Starwood eyes lucrative Chinese tourism market

China  Daily, May 30, 2011

Starwood Hotels & Resorts ran a series of Expos in Shanghai, Beijing and Guangzhou from May 16 to 20, 2011. Carol Chung, Starwood's Regional Director for Greater China attended the Expos and sat for an exclusive interview with the China Daily website.

According to Chung, China is now the second largest market for Starwood outside the United States. "On average, 50 percent of our guests are Chinese, and I believe this figure will continue to rise," she said with full confidence.

This success is helped by the vast size and potential of the Chinese market, but is also made possible by the strong Starwood brands. "Each of our brands is unique, and I think that's what really sets us apart," Chung said.

To thrive in a competitive and diverse market like China, Chung believes that Starwood "needs to take full advantage of its vision and layout." Although the qualified and experienced team and employee-centered corporate culture also contributes to the vitality of Starwood, "in the end, it all comes back to our brand," explained Chung.

The Chinese market is important to Starwood, and it has taken a series of measures to attract more Chinese guests, said Chung.

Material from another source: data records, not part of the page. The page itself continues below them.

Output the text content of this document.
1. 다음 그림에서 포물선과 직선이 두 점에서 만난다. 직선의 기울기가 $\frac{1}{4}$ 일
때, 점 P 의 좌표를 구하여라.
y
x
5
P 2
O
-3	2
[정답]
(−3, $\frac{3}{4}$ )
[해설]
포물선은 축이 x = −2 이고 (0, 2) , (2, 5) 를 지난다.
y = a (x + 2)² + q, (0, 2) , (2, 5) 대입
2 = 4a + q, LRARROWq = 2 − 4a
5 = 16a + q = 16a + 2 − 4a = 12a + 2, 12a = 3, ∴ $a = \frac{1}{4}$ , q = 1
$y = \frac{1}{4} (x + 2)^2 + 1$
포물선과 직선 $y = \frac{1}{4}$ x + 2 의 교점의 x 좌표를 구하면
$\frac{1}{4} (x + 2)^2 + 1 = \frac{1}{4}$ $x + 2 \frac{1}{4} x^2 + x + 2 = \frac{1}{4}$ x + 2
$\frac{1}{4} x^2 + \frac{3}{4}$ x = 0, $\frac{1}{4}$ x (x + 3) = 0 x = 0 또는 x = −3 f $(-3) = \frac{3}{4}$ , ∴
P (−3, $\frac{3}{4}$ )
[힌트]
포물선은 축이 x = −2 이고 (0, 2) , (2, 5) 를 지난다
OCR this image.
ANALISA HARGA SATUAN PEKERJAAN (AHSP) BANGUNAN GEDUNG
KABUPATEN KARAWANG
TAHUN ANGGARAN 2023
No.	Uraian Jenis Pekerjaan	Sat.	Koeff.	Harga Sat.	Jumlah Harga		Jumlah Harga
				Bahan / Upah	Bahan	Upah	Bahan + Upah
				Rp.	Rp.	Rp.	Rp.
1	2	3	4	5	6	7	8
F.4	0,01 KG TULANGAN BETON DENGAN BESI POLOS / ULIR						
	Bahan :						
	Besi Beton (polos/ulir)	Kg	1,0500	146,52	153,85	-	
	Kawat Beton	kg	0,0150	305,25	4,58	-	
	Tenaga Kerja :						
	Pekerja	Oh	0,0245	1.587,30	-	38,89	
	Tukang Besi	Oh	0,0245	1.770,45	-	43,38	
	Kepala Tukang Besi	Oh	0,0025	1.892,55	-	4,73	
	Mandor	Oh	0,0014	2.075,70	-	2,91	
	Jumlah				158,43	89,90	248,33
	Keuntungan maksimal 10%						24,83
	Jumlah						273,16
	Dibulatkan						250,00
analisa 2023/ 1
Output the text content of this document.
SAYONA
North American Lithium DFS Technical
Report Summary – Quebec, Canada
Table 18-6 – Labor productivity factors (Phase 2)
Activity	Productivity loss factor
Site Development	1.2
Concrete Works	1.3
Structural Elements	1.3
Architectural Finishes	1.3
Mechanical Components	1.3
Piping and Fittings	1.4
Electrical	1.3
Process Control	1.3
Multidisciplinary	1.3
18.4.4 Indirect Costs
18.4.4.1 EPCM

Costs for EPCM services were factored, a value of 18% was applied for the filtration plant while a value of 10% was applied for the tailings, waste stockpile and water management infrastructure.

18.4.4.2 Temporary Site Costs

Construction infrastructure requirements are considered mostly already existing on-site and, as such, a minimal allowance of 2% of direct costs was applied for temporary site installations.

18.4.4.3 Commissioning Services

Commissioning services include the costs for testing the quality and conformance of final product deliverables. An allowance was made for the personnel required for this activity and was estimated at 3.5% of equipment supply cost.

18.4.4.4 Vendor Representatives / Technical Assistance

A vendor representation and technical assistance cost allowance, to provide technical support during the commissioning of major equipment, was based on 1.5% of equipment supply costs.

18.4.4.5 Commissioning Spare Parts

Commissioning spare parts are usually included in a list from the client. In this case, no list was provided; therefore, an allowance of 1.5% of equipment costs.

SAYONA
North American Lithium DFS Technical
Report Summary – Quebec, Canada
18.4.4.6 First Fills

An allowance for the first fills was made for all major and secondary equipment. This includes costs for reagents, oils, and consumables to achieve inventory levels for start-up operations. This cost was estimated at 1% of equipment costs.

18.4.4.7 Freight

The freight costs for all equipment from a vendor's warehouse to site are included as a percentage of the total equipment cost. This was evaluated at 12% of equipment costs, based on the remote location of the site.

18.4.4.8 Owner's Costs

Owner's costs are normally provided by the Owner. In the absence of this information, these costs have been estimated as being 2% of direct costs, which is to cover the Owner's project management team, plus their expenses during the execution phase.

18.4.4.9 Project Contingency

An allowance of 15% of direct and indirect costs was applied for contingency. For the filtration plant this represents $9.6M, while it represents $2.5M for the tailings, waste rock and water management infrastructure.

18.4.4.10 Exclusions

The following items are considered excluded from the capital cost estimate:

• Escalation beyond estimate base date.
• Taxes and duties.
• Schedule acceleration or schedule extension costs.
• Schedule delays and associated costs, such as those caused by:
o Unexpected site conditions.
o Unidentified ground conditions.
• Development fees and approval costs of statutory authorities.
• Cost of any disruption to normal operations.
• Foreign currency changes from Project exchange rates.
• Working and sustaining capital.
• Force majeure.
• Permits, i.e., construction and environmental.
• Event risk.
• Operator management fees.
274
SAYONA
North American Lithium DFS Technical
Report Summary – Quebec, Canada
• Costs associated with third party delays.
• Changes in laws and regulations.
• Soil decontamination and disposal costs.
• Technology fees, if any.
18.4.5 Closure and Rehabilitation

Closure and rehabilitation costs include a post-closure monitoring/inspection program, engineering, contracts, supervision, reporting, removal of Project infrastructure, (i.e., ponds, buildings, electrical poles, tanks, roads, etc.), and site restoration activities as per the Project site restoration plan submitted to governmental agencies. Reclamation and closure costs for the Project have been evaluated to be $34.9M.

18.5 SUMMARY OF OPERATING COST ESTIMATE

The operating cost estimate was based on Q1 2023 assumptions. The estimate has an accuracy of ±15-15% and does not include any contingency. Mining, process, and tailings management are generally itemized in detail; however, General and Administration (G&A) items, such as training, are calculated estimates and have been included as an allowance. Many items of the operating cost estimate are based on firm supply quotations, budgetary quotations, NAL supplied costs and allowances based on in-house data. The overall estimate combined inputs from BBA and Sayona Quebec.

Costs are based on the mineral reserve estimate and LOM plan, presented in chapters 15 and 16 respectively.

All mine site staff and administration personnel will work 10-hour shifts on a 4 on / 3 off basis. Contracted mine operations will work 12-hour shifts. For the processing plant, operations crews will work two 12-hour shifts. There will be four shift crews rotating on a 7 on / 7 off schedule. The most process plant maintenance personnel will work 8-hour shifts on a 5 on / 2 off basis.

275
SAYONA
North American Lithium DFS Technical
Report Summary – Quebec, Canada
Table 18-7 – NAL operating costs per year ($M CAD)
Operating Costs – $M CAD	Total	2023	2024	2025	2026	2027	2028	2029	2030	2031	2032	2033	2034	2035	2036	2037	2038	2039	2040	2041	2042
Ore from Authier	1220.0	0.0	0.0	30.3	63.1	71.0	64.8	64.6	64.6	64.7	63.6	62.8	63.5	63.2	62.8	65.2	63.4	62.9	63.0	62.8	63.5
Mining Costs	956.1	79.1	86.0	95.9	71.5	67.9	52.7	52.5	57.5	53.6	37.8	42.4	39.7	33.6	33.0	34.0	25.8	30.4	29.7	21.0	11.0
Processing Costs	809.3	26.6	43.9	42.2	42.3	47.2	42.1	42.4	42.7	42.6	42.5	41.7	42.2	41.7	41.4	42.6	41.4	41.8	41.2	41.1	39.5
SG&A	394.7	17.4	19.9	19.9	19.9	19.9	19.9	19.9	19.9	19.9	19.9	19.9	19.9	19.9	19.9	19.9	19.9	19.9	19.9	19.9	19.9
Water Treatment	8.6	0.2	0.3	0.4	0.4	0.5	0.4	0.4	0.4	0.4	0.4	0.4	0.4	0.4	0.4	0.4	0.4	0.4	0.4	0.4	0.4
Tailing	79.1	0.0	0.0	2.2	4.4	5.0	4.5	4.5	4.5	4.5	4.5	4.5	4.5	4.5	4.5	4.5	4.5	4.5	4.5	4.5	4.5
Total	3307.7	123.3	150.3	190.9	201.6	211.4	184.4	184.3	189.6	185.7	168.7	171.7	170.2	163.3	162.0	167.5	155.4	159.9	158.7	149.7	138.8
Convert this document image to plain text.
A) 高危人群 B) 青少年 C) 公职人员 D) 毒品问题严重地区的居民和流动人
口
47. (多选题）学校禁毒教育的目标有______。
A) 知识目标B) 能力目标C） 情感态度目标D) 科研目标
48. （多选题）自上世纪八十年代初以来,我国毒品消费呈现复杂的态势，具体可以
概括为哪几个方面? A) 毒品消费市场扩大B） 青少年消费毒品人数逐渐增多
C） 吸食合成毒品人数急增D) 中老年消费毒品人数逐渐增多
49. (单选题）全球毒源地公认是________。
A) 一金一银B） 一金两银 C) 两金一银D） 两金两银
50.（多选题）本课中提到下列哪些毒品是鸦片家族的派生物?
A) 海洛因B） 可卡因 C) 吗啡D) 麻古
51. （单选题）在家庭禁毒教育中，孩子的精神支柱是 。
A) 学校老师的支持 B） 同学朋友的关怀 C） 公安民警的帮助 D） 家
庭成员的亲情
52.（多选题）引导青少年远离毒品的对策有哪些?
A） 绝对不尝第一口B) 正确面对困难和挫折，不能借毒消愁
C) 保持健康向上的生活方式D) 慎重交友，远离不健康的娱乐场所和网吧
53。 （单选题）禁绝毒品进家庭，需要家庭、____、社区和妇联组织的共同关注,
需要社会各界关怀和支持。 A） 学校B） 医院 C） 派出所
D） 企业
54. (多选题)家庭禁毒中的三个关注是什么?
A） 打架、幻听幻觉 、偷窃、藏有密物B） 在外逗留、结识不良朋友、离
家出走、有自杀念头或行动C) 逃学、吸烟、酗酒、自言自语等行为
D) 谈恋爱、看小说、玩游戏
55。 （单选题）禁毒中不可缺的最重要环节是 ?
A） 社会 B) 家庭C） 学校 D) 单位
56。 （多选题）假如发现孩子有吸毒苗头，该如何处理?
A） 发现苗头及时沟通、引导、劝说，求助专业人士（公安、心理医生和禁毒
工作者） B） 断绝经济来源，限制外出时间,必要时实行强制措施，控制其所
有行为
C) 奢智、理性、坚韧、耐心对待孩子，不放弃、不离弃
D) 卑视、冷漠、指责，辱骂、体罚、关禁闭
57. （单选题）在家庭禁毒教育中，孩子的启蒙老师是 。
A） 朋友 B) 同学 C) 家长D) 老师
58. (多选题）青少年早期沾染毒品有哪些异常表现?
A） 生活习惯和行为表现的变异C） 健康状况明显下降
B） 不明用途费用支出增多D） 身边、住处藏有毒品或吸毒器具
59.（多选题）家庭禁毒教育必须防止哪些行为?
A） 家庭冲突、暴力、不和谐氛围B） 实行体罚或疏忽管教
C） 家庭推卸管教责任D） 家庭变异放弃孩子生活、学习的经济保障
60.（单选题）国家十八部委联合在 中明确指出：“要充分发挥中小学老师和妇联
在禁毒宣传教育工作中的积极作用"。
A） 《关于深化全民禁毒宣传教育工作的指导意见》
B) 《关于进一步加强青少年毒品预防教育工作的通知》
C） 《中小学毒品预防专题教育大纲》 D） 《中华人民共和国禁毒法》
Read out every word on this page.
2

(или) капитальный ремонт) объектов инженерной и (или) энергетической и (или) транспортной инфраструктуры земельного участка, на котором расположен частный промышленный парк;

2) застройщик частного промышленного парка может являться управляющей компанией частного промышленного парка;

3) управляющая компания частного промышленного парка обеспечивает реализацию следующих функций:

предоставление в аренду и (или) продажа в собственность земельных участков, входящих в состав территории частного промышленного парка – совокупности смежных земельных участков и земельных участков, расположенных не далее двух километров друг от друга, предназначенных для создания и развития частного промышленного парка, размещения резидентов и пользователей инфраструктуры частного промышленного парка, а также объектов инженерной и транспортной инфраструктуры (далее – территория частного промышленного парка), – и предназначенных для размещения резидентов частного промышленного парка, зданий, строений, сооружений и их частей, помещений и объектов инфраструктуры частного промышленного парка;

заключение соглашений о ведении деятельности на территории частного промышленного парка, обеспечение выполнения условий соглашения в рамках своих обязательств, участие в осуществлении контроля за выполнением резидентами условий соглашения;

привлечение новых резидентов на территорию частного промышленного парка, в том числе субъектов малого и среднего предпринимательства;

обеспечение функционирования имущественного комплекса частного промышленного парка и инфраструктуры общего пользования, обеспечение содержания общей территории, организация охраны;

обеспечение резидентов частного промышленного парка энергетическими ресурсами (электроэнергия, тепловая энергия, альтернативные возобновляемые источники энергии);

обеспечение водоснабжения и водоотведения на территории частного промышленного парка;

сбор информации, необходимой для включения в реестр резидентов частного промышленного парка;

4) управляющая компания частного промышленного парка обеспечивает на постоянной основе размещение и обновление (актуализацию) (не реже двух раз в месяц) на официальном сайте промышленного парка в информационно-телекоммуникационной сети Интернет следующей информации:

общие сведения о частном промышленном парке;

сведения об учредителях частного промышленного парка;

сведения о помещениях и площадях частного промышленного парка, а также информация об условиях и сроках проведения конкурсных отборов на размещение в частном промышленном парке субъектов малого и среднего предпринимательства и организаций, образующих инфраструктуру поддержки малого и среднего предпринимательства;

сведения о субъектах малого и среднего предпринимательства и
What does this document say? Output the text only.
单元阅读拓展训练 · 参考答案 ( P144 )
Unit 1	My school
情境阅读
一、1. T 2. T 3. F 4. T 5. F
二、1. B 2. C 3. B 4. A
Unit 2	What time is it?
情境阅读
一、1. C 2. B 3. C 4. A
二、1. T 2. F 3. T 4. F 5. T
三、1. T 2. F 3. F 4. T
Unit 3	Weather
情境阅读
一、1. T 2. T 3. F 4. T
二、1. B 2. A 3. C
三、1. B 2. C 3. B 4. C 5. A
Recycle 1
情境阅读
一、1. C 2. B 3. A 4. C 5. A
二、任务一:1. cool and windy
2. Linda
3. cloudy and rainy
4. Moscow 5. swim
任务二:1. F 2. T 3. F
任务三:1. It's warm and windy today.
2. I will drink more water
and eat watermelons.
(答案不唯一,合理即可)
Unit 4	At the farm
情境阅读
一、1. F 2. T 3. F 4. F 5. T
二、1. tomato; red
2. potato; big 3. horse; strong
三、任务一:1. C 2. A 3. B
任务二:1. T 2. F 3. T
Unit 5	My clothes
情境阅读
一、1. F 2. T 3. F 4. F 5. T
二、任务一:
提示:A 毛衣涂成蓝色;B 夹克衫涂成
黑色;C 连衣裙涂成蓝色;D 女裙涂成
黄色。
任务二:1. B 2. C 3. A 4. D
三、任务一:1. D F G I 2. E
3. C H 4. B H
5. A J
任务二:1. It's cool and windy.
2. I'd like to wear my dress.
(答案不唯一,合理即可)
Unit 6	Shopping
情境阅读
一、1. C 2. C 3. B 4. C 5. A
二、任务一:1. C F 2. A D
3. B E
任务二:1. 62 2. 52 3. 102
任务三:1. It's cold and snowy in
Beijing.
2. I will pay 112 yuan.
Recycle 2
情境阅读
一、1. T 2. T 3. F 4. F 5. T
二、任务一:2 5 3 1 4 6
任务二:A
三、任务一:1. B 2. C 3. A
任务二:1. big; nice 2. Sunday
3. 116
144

The Starwood Made for China campaign aims to provide more tailored and seamless services to Chinese guests. It includes a newly-launched online Chinese reservation system, which allows hotel reservations and registrations for Starwood's customer loyalty programme to be made in Chinese, and a toll-free customer call center in Guangzhou, which allows guests to make reservations at Starwood Hotels & Resorts in China and abroad, in Chinese. According to Chung, such Chinese-language services are unique.

Chung is also excited about the Wish Upon A Star promotional videos, starring Peter Ho and Celina Jade. She hopes the video series will connect Starwood with more Chinese guests.

Furthermore, selected hotels worldwide are providing additional guest services, specially designed to make Chinese guests more comfortable, including providing Chinese-style breakfast options, and services in Chinese, said Chung. Many Starwood hotels now also supply hot water pots for their Chinese guests, a friendly and much welcomed gesture, to suit Chinese customs.

At present, one out of every three new Starwood hotels opened is in China and Chung believes this trend will continue. "This year, we plan to open 20 to 25 hotels here. By the first quarter of 2012, there will be 100 Starwood hotels in China."

Popular tourist destinations like Hainan are already on Starwood's list of coverage expansion. "We already have three hotels there: Sheraton Haikou Resort, Sheraton Sanya Resort and Le Méridien Shimei Bay Beach Resort & Spa. The plan is to open 12 more Starwood hotels," said Chung, adding that Hainan's tax-free policies encourage tourism development in the province. "We have so many projects in the pipeline."